Alhamdulillah, dengan pertolongan Allah s.w.t, jodoh ditemui dan akhirnya diijab-qabulkan. Beberapa hari kemudian, wanita itu dibawa ke Makkah dan dipertemukan dengan pasangannya yang sedang menunggu di sana. Wanita itu diperkenalkan dengan suami dan ibu mertuanya. Aduh... alangkah terperanjatnya wanita itu saat melihat suaminya yang cacat itu. Dia terperanjat benar. Dia sama sekali tidak menyangka suaminya cacat sedemikian rupa. Wanita itu jatuh pingsan. Hasan pun sedih mengenangkan nasib dirinya. Istri yang baru ditemui nampaknya enggan menerima Hasan sebagai suaminya.

Melihat keadaan demikian, si ibu yang solehah itu segera mengambil wudhu lalu pergi ke Masjidil Haram lalu mendirikan sholat dua raka'at, kemudian berdoa kepada Allah s.w.t. semoga wanita tadi sembuh dari pingsannya.

"Ya Allah, sembuhkanlah menantuku, istri dari anak kesayanganku. Limpahkan perasaan kasih dan sayang dihatinya terhadap anakku, dengan rahmat-Mu, wahai Tuhan Yang Maha Mengasihani." doa si ibu dengan sungguh-sungguh didepan Kaabah.
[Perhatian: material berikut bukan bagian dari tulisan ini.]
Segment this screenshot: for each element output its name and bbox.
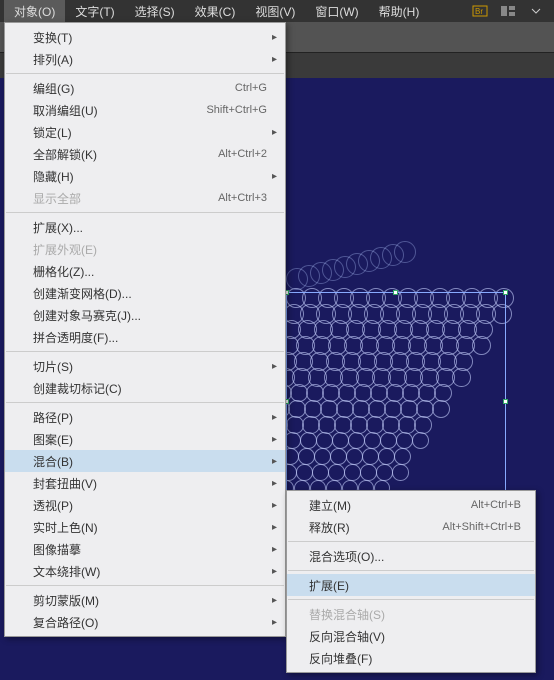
submenu-item[interactable]: 扩展(E) [287, 574, 535, 596]
handle-tm[interactable] [393, 290, 398, 295]
menu-effect[interactable]: 效果(C) [185, 0, 246, 23]
menu-item: 显示全部Alt+Ctrl+3 [5, 187, 285, 209]
arrange-icon[interactable] [497, 2, 519, 20]
menu-item: 扩展外观(E) [5, 238, 285, 260]
menubar: 对象(O) 文字(T) 选择(S) 效果(C) 视图(V) 窗口(W) 帮助(H… [0, 0, 554, 22]
menu-item[interactable]: 创建裁切标记(C) [5, 377, 285, 399]
menu-item[interactable]: 编组(G)Ctrl+G [5, 77, 285, 99]
menu-item[interactable]: 锁定(L) [5, 121, 285, 143]
menu-item[interactable]: 扩展(X)... [5, 216, 285, 238]
menu-item[interactable]: 变换(T) [5, 26, 285, 48]
menu-item[interactable]: 拼合透明度(F)... [5, 326, 285, 348]
submenu-item[interactable]: 反向堆叠(F) [287, 647, 535, 669]
menu-item[interactable]: 文本绕排(W) [5, 560, 285, 582]
menu-item[interactable]: 全部解锁(K)Alt+Ctrl+2 [5, 143, 285, 165]
menu-item[interactable]: 图像描摹 [5, 538, 285, 560]
submenu-item[interactable]: 释放(R)Alt+Shift+Ctrl+B [287, 516, 535, 538]
menu-view[interactable]: 视图(V) [245, 0, 305, 23]
menu-item[interactable]: 透视(P) [5, 494, 285, 516]
menu-item[interactable]: 图案(E) [5, 428, 285, 450]
menu-item[interactable]: 混合(B) [5, 450, 285, 472]
svg-text:Br: Br [475, 7, 483, 16]
menu-type[interactable]: 文字(T) [65, 0, 124, 23]
menu-item[interactable]: 取消编组(U)Shift+Ctrl+G [5, 99, 285, 121]
selection-box[interactable] [286, 292, 506, 512]
submenu-item[interactable]: 混合选项(O)... [287, 545, 535, 567]
menu-item[interactable]: 封套扭曲(V) [5, 472, 285, 494]
handle-tr[interactable] [503, 290, 508, 295]
menu-object[interactable]: 对象(O) [4, 0, 65, 23]
menu-item[interactable]: 复合路径(O) [5, 611, 285, 633]
submenu-item: 替换混合轴(S) [287, 603, 535, 625]
menu-item[interactable]: 创建渐变网格(D)... [5, 282, 285, 304]
menu-select[interactable]: 选择(S) [125, 0, 185, 23]
object-menu: 变换(T)排列(A) 编组(G)Ctrl+G取消编组(U)Shift+Ctrl+G… [4, 22, 286, 637]
dropdown-icon[interactable] [525, 2, 547, 20]
menu-item[interactable]: 切片(S) [5, 355, 285, 377]
submenu-item[interactable]: 反向混合轴(V) [287, 625, 535, 647]
menu-window[interactable]: 窗口(W) [305, 0, 368, 23]
menu-item[interactable]: 排列(A) [5, 48, 285, 70]
submenu-item[interactable]: 建立(M)Alt+Ctrl+B [287, 494, 535, 516]
menu-item[interactable]: 隐藏(H) [5, 165, 285, 187]
bridge-icon[interactable]: Br [469, 2, 491, 20]
blend-submenu: 建立(M)Alt+Ctrl+B释放(R)Alt+Shift+Ctrl+B 混合选项… [286, 490, 536, 673]
menu-item[interactable]: 栅格化(Z)... [5, 260, 285, 282]
menu-item[interactable]: 路径(P) [5, 406, 285, 428]
handle-rm[interactable] [503, 399, 508, 404]
menu-item[interactable]: 创建对象马赛克(J)... [5, 304, 285, 326]
menu-help[interactable]: 帮助(H) [369, 0, 430, 23]
menu-item[interactable]: 实时上色(N) [5, 516, 285, 538]
menu-item[interactable]: 剪切蒙版(M) [5, 589, 285, 611]
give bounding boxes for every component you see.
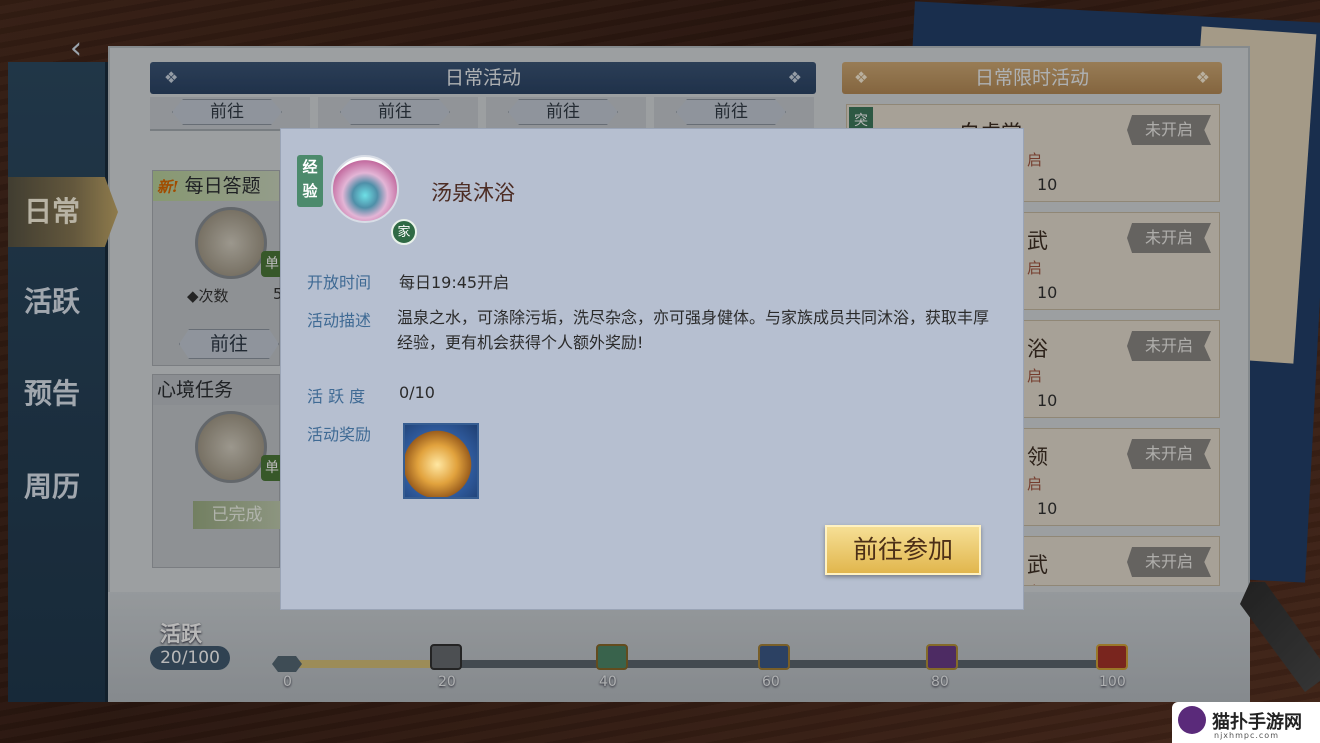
watermark-sub: njxhmpc.com (1214, 731, 1279, 740)
nav-tab-active[interactable]: 活跃 (8, 267, 118, 337)
scroll-brush-icon (195, 207, 267, 279)
row-value: 10 (1037, 499, 1058, 518)
watermark-logo-icon (1178, 706, 1206, 734)
nav-tab-preview[interactable]: 预告 (8, 359, 118, 429)
activity-name: 汤泉沐浴 (431, 181, 515, 205)
nav-tab-daily[interactable]: 日常 (8, 177, 118, 247)
row-sub: 启 (1027, 367, 1043, 385)
tick-label: 60 (762, 674, 780, 690)
activity-card-mind-task[interactable]: 心境任务 单 已完成 (152, 374, 283, 568)
top-go-slot: 前往 (654, 97, 814, 131)
row-value: 10 (1037, 283, 1058, 302)
ornament-icon: ❖ (164, 68, 179, 87)
activity-level-label: 活 跃 度 (307, 387, 366, 406)
activity-level-value: 0/10 (399, 383, 435, 402)
card-title: 新! 每日答题 (153, 171, 279, 201)
not-open-badge: 未开启 (1127, 439, 1211, 469)
progress-start-knob (272, 656, 302, 672)
row-value: 10 (1037, 175, 1058, 194)
count-label: ◆次数 (187, 287, 229, 305)
top-go-slot: 前往 (486, 97, 646, 131)
tick-label: 100 (1099, 674, 1126, 690)
activity-label: 活跃 (160, 621, 202, 646)
join-button[interactable]: 前往参加 (825, 525, 981, 575)
limited-activities-header: ❖ 日常限时活动 ❖ (842, 62, 1222, 94)
go-button[interactable]: 前往 (508, 99, 618, 125)
card-title-text: 每日答题 (184, 175, 261, 197)
hot-spring-icon (331, 155, 399, 223)
reward-chest-icon[interactable] (430, 644, 462, 670)
new-tag: 新! (157, 178, 179, 196)
completed-status: 已完成 (193, 501, 281, 529)
ornament-icon: ❖ (1195, 68, 1210, 87)
open-time-label: 开放时间 (307, 273, 372, 292)
activity-detail-modal[interactable]: 经验 家 汤泉沐浴 开放时间 每日19:45开启 活动描述 温泉之水，可涤除污垢… (280, 128, 1024, 610)
reward-label: 活动奖励 (307, 425, 372, 444)
go-button[interactable]: 前往 (179, 329, 279, 359)
not-open-badge: 未开启 (1127, 223, 1211, 253)
row-title: 领 (1027, 445, 1048, 469)
not-open-badge: 未开启 (1127, 547, 1211, 577)
ornament-icon: ❖ (787, 68, 802, 87)
reward-chest-icon[interactable] (758, 644, 790, 670)
exp-tag: 经验 (297, 155, 323, 207)
ornament-icon: ❖ (854, 68, 869, 87)
row-sub: 启 (1027, 581, 1042, 585)
tick-label: 40 (599, 674, 617, 690)
activity-track-fill (286, 660, 452, 668)
row-title: 浴 (1027, 337, 1048, 361)
side-nav: 日常 活跃 预告 周历 (8, 62, 118, 702)
row-sub: 启 (1027, 259, 1043, 277)
row-value: 10 (1037, 391, 1058, 410)
description-text: 温泉之水，可涤除污垢，洗尽杂念，亦可强身健体。与家族成员共同沐浴，获取丰厚经验，… (397, 308, 990, 352)
open-time-value: 每日19:45开启 (399, 273, 510, 292)
activity-card-quiz[interactable]: 新! 每日答题 单 ◆次数 5 前往 (152, 170, 283, 366)
watermark: 猫扑手游网 njxhmpc.com (1172, 702, 1320, 743)
reward-chest-icon[interactable] (1096, 644, 1128, 670)
daily-header-title: 日常活动 (444, 67, 521, 89)
go-button[interactable]: 前往 (676, 99, 786, 125)
row-sub: 启 (1027, 151, 1043, 169)
tick-label: 80 (931, 674, 949, 690)
top-go-slot: 前往 (318, 97, 478, 131)
go-button[interactable]: 前往 (340, 99, 450, 125)
reward-chest-icon[interactable] (926, 644, 958, 670)
reward-chest-icon[interactable] (596, 644, 628, 670)
card-title: 心境任务 (153, 375, 279, 405)
activity-count: 20/100 (150, 646, 230, 670)
limited-header-title: 日常限时活动 (974, 67, 1089, 89)
not-open-badge: 未开启 (1127, 115, 1211, 145)
tick-label: 0 (283, 674, 292, 690)
row-title: 武 (1027, 229, 1048, 253)
row-sub: 启 (1027, 475, 1043, 493)
nav-tab-weekly[interactable]: 周历 (8, 452, 118, 522)
not-open-badge: 未开启 (1127, 331, 1211, 361)
exp-orb-reward-icon[interactable] (403, 423, 479, 499)
daily-activities-header: ❖ 日常活动 ❖ (150, 62, 816, 94)
go-button[interactable]: 前往 (172, 99, 282, 125)
tick-label: 20 (438, 674, 456, 690)
meditating-figure-icon (195, 411, 267, 483)
top-go-slot: 前往 (150, 97, 310, 131)
family-badge: 家 (391, 219, 417, 245)
row-title: 武 (1027, 553, 1048, 577)
description-label: 活动描述 (307, 311, 372, 330)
Si ibu pun lalu mengambil air Zamzam untuk diberi minum kepada menantunya dirumah. Sesampainya di rumah, Alhamdulillah, si ibu mendapati menantunya sudah sadar. Dia sudah mulai mengumbar senyum. Sedih telah hilang berganti kegembiraan. Dia bangun memeluk ibu mertuanya dengan erat sambil berkata. "Maafkan saya, ibu. Maafkan saya, ibu. "

Kemudian dia mendekati suaminya sambil berkata "Maafkan saya, bang. Maafkan saya, bang." sambil mencium dahi Hasan, suaminya. Hasan menitis air mata kegembiraan. Dia bersyukur kepada Allah s.w.t. Nampaknya si istri sudah menerima dirinya sebagai suaminya.

Ya, berkat do'a ibunya maka Allah s.w.t. telah meletakkan dihati wanita itu perasaan cinta, kasih dan sayang kepada suaminya yang cacat. Mungkin dia berkata di dalam hatinya "Kalau aku tidak mau menjadi istrinya, siapakah wanita lain yang sudi menerimanya sebagai suami."

Hasil perkawinan mereka itu telah dikaruniai delapan orang anak. Hasan sekeluarga tinggal disebuah perkampungan kira-kira empat kilometer dari Masjidil Haram. Mereka tinggal disebuah rumah dua tingkat yang sederhana. Hasan hidup bahagia, mendapat limpahan rahmat dan keberkatan Ilahi. Hasan mempunyai sumber pendapatan tetap tunjangan hidup yang lumayan. Dia juga memiliki sebuah kereta lengkap dengan pemandunya serta pembantu rumah.

Sungguh Allah Maha Kaya, Allah Maha Pengasih lagi Maha Penyayang. Dia yang mencipta hamba-Nya dan Dialah yang memberi nikmat kesenangan kepada siapa yang dikehendakiNya. Biarpun cacat, buntung kedua tangan serta kakinya, namun Hasan tetap berjiwa taqwa. Orang yang bertaqwa dikasihi Allah s.w.t.

Allah s.w.t. melimpahi rezeki yang tidak putus-putus dan segala masalah mendapat penyelesaian sebaik-baiknya. Hasan sungguh bahagia, lebih-lebih lagi apabila dia mendapat kasih sayang ibunya dan selalu dido'akannya dengan do'a-do'a kebaikan, tambahan pula segala doa-doa itu dipanjatkan didepan Ka'bah.